Young fish that rely on sound cues to navigate home across vast distances are getting lost at sea as our oceans acidify. According to new work published in Proceedings of the Royal Society B, ocean acidification boosts the development of young fish, but it also makes it harder for them to find a safe, suitable place where they can grow into adults.
Over evolutionary time, fish such as barramundi (Lates calcarifer) figured out a way to orient themselves and find their way to safety by listening for sounds, such as those produced by snapping shrimp that live among mangroves. "Locating appropriate homes is a crucial step in the life cycle of fish," University of Adelaide’s Tullio Rossi explained in a statement. "After hatching in the open ocean, baby fish travel to reefs or mangroves as safe havens to feed and grow into adults.”
Locating appropriate settlement habitat involves multiple senses: hearing, smelling, and seeing. Rising CO2 levels and ocean acidification are putting this age-old, but delicate, process at risk.
Rossi and colleagues conducted a series of experiments with barramundi hatchlings they reared from fertilized eggs obtained from a commercial hatchery. These popular tropical fish (also known as Asian seabass) are found between the eastern Indian Ocean and the western Central Pacific, and they migrate from fresh water to the ocean to spawn. The larvae then settle in estuaries and near-shore coastal areas.
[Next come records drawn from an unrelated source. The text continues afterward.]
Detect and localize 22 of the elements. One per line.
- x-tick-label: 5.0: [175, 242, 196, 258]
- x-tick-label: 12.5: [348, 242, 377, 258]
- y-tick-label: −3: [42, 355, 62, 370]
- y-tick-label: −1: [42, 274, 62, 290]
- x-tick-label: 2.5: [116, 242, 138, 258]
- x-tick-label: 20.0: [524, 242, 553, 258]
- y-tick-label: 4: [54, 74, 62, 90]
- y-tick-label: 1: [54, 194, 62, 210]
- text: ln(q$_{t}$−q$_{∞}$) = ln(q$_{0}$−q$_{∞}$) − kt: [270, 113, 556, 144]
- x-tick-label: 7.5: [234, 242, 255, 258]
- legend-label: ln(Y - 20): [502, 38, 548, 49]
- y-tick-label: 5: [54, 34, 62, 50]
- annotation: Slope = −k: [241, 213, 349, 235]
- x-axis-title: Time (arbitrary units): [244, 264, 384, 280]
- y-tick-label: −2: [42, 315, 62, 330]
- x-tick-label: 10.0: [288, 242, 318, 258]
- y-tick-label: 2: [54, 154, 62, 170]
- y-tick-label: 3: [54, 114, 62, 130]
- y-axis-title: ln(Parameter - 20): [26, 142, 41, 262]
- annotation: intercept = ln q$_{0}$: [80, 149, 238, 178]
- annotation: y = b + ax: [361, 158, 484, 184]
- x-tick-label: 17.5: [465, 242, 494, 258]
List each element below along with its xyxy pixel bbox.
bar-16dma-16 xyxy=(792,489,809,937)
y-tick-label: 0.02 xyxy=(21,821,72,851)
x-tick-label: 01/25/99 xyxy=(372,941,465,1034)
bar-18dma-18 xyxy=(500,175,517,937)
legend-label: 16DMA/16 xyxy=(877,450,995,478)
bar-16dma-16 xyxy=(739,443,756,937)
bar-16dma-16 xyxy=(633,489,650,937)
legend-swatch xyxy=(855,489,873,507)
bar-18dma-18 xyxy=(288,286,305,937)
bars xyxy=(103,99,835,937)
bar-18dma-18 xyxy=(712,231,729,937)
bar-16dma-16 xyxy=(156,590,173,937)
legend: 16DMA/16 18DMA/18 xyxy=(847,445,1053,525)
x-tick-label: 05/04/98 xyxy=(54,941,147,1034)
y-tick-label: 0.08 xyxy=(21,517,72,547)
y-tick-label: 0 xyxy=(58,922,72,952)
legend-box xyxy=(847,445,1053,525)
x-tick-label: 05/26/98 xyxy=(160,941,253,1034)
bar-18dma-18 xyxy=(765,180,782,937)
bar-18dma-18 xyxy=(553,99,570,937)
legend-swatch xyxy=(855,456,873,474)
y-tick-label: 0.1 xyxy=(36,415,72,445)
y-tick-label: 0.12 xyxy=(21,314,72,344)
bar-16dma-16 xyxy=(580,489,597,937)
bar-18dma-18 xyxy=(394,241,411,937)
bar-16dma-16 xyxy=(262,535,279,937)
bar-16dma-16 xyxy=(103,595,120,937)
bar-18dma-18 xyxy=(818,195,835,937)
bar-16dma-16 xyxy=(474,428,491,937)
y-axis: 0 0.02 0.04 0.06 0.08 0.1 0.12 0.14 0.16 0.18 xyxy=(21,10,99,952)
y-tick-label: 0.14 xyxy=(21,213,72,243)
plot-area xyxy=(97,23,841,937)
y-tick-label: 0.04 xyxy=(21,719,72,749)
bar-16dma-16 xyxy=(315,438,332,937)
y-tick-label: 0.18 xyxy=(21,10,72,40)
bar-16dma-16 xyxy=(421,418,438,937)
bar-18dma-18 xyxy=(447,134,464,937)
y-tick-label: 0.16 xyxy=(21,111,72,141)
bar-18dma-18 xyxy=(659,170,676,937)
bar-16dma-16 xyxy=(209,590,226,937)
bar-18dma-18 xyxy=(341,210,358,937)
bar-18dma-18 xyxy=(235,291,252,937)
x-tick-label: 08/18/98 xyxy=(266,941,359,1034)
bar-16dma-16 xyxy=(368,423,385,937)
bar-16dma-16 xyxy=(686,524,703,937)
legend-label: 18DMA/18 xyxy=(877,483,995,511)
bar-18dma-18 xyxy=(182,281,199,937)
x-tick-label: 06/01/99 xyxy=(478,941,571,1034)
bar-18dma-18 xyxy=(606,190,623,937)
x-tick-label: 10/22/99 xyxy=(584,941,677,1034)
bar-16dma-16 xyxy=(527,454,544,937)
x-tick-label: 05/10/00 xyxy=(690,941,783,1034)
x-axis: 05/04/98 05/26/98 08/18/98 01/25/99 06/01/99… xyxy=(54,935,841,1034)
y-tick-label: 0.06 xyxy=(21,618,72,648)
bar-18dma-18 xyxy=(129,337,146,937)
The team examined the attraction of larval fish to acoustic cues in the environment daily over 15 days. They tested their response to recordings of estuary soundscapes that act as potential orientation cues leading towards settlement habitat. Larval barramundi are only attracted to the playback of settlement habitat sounds during a short window of just three days – which match the timing of their metamorphosis from larvae to juveniles.
Elevated CO2, the team found, causes larval barramundi to grow faster and initiate metamorphosis earlier – but it also reduces the window of opportunity for successful settlement. These hatchlings end up misinterpreting sound cues. "When ocean acidity increases due to increased CO2, the neurological pathways in their brain are affected and, instead of heading towards those sounds, they turn tail and swim away," Rossi said. They also moved slower and appeared to be more anxious – behaviors that would make it more difficult for them to find food or suitable habitat and also avoid predators.